----- Original Message -----
From: Taoss - Sherry Swiney
To: PATRICK Crusade
Sent: Saturday, March 01, 2003 9:34 AM
Subject: Fw: Bill targets prison sex abuse
They need to add to this legislation that it is a crime for inmates to have sexual relations with an inmate to stop prison rape among prisoners. Interesting that Alabama says it does not have a law to protect inmates from abuse - when abuse of any kind is a human rights violation no matter how you look at it.
----- Original Message -----
Sent: Thursday, February 27, 2003 10:28 PM
Subject: Bill targets prison sex abuse
Bill targets prison sex abuse
By Bob Johnson
A bill was prefiled in the Alabama Legislature Wednesday that would make it a crime for a corrections officer or other prison officials to have sexual relations with an inmate.
Rep. Barbara Boyd, D-Anniston, also introduced the bill last year when it passed the House but died in the Senate. She said Alabama is one of only four states that does not have a law "to protect inmates from abuse."

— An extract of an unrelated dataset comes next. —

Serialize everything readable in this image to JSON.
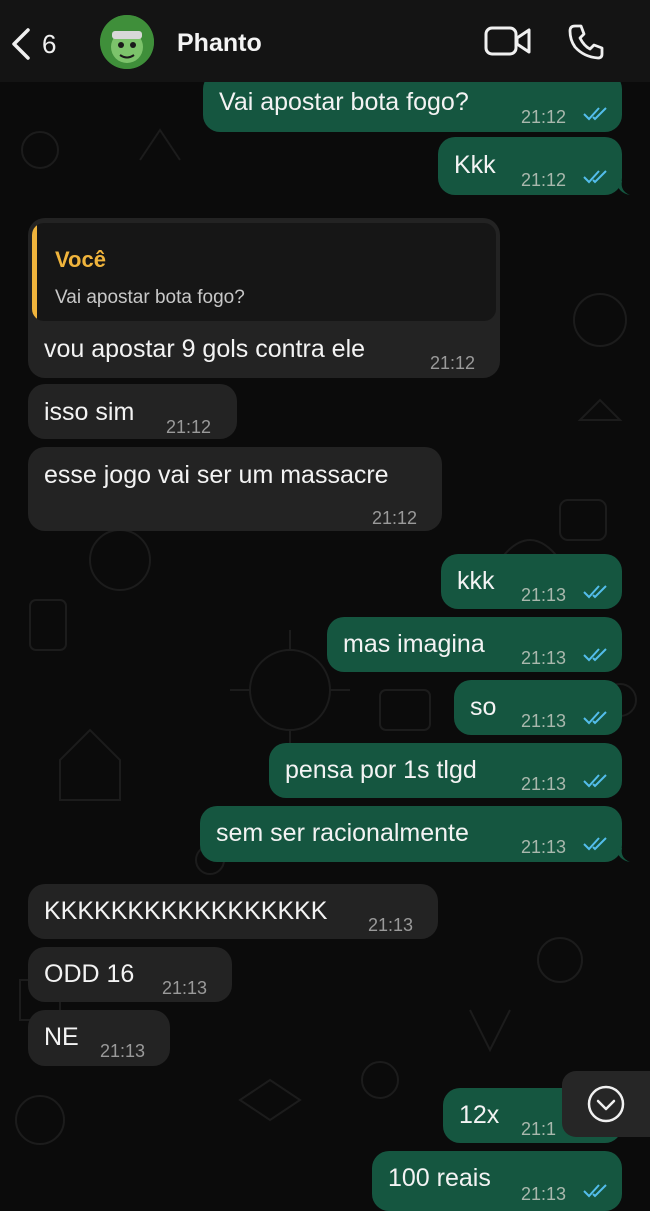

Boyd said the need for the legislation was highlighted in 2001, when some parents complained their daughters were sexually abused at the Alabama Department of Youth Services, Chalkville campus. Several employees were fired and others quit during an investigation that originally involved 15 workers.
"The case in the youth facility got people talking about the problem," said Boyd, a retired school teacher.
Standing beside Boyd at the press conference was Lucille Nelson, who said her daughter, Olivia, is incarcerated at Tutwiler Prison for women in Wetumpka. She said her daughter was forced to have sexual relations with a male officer at Tutwiler last year.
"This was humiliating for her and humiliating for me. It's wrong and should have already been against the law," Nelson said.
Department of Corrections spokesman Brian Corbett said the alleged incident has been investigated by prison officials and the results of the investigation turned over to the Elmore County district attorney's office. He said the officer resigned before any disciplinary action could be taken.
Corbett said Department of Corrections officials support the concept of Boyd's bill but have not seen the proposed legislation. He said such a bill would make it easier to take action against an officer in such incidents.
"We can take internal action, but prosecuting can be difficult," Corbett said.
Boyd's bill is supported by Amnesty International, which has pushed for similar legislation around the country.
Sheila Dauer, director of Amnesty International's Women's Human Rights Program, said guards can intimidate inmates.
"Male correctional officers can retaliate against female inmates who complain about sexual assault and harassment," Dauer said.
Boyd and Nelson said the inmates at Tutwiler are particularly at risk of such incidents because of overcrowded conditions. U.S. District Judge Myron Thompson has ruled that Tutwiler is a "ticking time bomb" and has ordered the state to relieve overcrowding at the 60-year-old facility.
"The situation out there doesn't make me feel good," Nelson said. "It's overcrowded. It's vulnerable."